Georgia has the fourth-largest percentage of transgender residents, according to a study released earlier this year from the Williams Institute at the UCLA School of Law. And trans people face an increasingly hostile political climate in the state.

One in five transgender people in the U.S. has been discriminated when seeking a home, and more than one in 10 have been evicted from their homes because of their gender identity, according to a study by the National Center for Transgender Equality. In Atlanta, more than 2 percent of all trans or gender nonconforming individuals are homeless, according to THAP. 

THAP currently spends about $1,000 a month assisting those in need and is also in the midst of a $50,000 capital campaign to either purchase or rent its own brick-and-mortar home to be run by residents in a housing cooperative model, Roberts said. An active Facebook group also regularly helps people find couches and rooms to rent.

Tavianna Rouse, the Trans Outreach Specialist with Someone Cares, one of the largest transgender service organization in the Southeast and based in Marietta, said THAP became a true safety net last year when she was forced to find a new place to live.

“I was looking for somewhere to go and they got me a hotel room for a week,” she said. “This organization is really needed because a lot of LGBT people don’t know where to turn and they need to know where help is available. [THAP] is the help this population needs. They are helping a person through the hardest times.”

Roberts said THAP regularly assists individuals with utility payments, for example, to ensure people are able to stay in their homes and not become homeless in the first place. When necessary, THAP will cover hotel costs for emergency shelter. 

THAP can also cover costs for people staying in a homeless shelter for up to 30 days and also pay for a hotel stay for people in shelter seeking to get into different programs — for substance abuse or mental health services — to provide a “bridge” between the programs, said Roberts (photo center, along with THAP members Katrice Baker and Mona Whitley).

Currently, the Salvation Army is the only shelter in Atlanta that has specifically set aside space — four beds — for transgender and gender nonconforming individuals, Roberts said.

“Of all the shelters in Atlanta, the Salvation Army is the only one that has shown interest in providing trans-friendly beds. It’s not perfect. Ideally trans woman should housed with women, and trans men with men, but it helps,” she said.

Federal guidelines prohibit shelters that receive federal funds to discriminate against transgender people, but in practice shelters are able to find loopholes to not accept trans people, Roberts said. 

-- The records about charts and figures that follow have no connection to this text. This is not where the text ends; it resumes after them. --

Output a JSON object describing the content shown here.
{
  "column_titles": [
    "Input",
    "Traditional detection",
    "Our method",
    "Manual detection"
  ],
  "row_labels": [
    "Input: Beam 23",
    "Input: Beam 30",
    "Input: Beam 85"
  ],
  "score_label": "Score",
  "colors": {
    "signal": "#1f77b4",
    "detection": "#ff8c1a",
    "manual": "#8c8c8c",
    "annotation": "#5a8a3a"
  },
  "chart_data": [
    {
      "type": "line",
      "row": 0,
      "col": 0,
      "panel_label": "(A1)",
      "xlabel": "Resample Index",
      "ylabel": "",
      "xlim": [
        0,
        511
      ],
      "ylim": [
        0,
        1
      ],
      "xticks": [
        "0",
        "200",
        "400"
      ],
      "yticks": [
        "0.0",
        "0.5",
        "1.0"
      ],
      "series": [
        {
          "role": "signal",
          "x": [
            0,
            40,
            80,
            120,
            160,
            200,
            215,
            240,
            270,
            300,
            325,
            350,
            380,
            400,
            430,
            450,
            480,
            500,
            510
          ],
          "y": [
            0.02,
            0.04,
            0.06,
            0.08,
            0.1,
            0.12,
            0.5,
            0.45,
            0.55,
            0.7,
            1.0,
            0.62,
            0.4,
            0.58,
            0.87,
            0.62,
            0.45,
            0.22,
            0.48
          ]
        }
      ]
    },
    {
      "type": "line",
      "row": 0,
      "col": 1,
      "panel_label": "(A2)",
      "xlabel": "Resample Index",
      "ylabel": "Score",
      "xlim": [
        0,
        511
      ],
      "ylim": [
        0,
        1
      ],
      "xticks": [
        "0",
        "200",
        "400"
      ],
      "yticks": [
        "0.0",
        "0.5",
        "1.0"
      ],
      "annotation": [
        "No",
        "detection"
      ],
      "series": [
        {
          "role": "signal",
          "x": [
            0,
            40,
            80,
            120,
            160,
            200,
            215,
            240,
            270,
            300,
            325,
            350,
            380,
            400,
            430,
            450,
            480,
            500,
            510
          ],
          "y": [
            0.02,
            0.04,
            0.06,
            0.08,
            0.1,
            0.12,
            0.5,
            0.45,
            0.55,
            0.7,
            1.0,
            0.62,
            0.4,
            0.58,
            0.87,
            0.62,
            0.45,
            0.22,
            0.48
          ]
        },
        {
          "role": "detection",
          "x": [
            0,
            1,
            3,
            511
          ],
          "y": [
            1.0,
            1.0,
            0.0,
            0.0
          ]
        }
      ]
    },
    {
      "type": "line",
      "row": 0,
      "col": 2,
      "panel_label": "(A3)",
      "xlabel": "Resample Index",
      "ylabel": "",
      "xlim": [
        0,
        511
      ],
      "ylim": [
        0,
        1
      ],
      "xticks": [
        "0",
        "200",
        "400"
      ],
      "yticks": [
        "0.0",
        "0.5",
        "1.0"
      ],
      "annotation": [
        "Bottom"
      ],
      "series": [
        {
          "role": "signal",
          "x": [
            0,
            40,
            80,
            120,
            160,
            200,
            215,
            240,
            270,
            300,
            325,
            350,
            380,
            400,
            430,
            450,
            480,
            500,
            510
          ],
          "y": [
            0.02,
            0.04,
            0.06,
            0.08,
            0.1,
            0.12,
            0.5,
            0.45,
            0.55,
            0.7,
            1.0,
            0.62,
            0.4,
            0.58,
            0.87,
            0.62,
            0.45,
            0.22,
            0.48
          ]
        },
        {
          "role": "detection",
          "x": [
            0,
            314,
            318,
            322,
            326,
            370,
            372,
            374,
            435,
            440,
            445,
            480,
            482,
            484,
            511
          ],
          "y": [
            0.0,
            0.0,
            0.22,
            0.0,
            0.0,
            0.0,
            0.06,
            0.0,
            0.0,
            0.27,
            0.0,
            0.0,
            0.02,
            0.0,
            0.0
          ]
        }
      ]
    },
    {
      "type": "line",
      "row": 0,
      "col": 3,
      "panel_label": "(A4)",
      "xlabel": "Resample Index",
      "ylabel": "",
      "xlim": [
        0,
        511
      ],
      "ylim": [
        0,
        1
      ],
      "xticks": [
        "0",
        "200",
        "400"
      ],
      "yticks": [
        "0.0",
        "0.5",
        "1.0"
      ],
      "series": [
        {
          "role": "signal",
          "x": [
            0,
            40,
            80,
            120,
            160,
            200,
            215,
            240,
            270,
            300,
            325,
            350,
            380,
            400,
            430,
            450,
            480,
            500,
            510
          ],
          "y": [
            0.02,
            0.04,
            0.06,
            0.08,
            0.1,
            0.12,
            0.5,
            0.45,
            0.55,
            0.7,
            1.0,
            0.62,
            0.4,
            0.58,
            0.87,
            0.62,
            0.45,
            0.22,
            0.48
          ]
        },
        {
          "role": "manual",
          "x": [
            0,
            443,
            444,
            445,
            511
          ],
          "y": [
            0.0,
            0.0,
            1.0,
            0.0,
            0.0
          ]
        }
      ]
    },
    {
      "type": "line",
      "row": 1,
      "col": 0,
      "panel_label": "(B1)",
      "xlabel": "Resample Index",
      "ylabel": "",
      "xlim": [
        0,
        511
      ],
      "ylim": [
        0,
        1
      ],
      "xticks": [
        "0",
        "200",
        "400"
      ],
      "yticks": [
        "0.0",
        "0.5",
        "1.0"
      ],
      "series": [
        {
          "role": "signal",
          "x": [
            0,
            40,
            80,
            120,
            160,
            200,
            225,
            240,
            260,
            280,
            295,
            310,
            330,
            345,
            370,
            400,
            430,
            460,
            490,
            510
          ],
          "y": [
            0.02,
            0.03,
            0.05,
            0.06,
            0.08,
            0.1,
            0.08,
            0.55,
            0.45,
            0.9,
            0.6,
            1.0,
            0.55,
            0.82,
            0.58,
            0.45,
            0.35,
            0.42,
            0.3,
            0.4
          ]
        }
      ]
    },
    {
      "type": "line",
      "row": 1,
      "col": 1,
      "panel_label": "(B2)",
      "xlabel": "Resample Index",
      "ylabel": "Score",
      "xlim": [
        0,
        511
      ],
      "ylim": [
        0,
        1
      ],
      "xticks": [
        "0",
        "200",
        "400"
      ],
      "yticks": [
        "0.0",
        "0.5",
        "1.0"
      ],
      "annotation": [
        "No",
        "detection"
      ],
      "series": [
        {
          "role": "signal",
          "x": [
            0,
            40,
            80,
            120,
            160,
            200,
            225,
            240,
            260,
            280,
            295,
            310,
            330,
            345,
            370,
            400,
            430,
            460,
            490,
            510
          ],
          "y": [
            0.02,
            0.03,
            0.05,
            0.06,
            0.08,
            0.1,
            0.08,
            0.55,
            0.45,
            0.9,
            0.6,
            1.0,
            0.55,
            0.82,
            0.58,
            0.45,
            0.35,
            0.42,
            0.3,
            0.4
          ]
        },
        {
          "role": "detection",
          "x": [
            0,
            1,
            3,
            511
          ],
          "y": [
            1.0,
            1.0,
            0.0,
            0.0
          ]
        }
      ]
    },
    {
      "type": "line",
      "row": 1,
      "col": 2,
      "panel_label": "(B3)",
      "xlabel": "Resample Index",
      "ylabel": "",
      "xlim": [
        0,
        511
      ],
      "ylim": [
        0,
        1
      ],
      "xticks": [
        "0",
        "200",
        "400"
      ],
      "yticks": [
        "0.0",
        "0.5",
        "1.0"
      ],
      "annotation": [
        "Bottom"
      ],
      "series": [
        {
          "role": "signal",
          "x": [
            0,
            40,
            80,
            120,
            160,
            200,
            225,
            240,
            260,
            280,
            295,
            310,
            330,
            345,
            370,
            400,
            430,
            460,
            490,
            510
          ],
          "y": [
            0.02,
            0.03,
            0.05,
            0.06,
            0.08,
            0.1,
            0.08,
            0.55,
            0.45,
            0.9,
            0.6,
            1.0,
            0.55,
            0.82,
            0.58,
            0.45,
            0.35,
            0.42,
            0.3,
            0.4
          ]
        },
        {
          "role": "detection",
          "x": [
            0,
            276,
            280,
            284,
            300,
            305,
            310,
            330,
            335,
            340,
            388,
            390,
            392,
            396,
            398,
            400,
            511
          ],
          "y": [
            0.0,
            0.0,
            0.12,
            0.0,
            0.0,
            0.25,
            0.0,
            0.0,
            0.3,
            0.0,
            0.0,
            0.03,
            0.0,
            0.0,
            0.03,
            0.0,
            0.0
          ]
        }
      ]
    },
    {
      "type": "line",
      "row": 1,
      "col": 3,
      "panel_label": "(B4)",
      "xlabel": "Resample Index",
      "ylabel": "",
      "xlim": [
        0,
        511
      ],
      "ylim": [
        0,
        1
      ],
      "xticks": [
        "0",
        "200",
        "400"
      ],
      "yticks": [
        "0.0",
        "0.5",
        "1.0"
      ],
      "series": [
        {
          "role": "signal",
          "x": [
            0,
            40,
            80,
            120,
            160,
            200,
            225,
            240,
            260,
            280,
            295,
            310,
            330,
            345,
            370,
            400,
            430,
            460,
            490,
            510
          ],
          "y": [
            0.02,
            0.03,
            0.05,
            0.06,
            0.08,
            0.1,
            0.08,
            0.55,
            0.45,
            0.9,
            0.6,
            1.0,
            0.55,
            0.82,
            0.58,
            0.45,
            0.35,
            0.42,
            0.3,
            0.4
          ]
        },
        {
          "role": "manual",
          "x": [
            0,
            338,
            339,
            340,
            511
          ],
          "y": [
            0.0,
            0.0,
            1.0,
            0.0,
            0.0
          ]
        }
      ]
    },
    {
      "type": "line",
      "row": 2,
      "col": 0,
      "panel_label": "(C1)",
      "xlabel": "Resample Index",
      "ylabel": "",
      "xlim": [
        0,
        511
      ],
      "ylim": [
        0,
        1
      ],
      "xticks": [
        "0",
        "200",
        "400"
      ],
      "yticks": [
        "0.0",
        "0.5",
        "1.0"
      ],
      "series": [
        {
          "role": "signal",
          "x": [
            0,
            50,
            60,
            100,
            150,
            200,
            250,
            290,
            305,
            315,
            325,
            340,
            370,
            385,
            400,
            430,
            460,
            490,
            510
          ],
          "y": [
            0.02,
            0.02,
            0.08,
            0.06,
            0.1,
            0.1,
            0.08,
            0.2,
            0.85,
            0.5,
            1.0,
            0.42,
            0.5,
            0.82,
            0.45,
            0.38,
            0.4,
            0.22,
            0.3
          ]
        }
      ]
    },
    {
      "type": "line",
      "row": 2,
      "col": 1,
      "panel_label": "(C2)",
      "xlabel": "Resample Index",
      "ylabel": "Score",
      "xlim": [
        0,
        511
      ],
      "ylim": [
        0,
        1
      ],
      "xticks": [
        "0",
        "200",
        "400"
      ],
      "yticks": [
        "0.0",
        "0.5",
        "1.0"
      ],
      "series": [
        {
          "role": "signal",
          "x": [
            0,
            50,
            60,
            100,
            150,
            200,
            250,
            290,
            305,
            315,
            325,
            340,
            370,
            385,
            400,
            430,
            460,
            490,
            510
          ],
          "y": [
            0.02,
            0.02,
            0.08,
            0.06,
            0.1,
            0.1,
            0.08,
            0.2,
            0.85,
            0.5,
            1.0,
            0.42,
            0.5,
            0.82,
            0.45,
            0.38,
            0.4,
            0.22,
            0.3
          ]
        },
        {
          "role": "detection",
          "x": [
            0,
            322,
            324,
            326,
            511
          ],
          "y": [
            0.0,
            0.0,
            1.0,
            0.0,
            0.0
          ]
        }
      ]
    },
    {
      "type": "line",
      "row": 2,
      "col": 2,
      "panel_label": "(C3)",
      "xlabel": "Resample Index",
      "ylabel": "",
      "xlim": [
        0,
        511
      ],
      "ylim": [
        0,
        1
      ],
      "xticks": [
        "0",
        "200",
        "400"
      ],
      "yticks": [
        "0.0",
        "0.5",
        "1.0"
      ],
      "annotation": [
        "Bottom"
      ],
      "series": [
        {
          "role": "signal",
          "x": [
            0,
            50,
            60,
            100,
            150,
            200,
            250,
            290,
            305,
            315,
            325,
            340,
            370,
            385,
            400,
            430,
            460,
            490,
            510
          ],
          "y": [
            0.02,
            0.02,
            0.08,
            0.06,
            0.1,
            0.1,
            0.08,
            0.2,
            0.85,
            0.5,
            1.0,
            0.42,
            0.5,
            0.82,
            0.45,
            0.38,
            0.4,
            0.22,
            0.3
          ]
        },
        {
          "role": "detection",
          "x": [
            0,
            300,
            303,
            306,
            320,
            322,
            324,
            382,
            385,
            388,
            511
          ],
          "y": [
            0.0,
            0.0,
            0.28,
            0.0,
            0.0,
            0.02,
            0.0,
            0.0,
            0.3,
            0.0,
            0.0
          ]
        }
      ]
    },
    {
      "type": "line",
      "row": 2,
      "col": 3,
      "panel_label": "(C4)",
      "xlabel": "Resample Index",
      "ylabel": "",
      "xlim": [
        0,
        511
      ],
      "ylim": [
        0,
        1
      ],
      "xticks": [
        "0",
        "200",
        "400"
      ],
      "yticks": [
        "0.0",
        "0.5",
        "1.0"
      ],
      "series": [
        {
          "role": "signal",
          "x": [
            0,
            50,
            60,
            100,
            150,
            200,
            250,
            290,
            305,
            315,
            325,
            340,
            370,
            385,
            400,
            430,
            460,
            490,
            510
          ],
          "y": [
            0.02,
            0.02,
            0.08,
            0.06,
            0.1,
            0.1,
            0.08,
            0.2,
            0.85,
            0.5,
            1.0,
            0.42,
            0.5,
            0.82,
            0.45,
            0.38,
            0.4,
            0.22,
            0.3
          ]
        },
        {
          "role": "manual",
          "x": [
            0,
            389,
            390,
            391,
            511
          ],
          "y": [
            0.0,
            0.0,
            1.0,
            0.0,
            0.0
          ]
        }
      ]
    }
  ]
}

“The shelters are not supposed to inquire about genital status, but they still do and say they have the leeway to do so because they say it is an issue of safety,” she said. “Too much discretion is still given to the individual shelters.”

Roberts acknowledged President-elect Donald Trump's pick of former surgeon Ben Carson to head the U.S. Department of Housing & Urban Development is concerning, but said she believes housing policies won’t be able to be changed quickly. THAP’s mission, besides finding safe housing for people, includes educating people on their rights under state and federal law and, when necessary, advocating for policies. 

“Of course we're concerned about the new administration's choice of leadership for HUD,” she said. “I believe that the current guidance on trans folk's access to shelters will remain the official policy for some time because the process for changing policies for executive branch agencies is intensive and time-consuming.”

“We look forward to monitoring the effects of the current policy on folks' access to shelters, advocating for changes to the policy where needed, and exploring opportunities to expand our capacity under the current system,” Roberts said.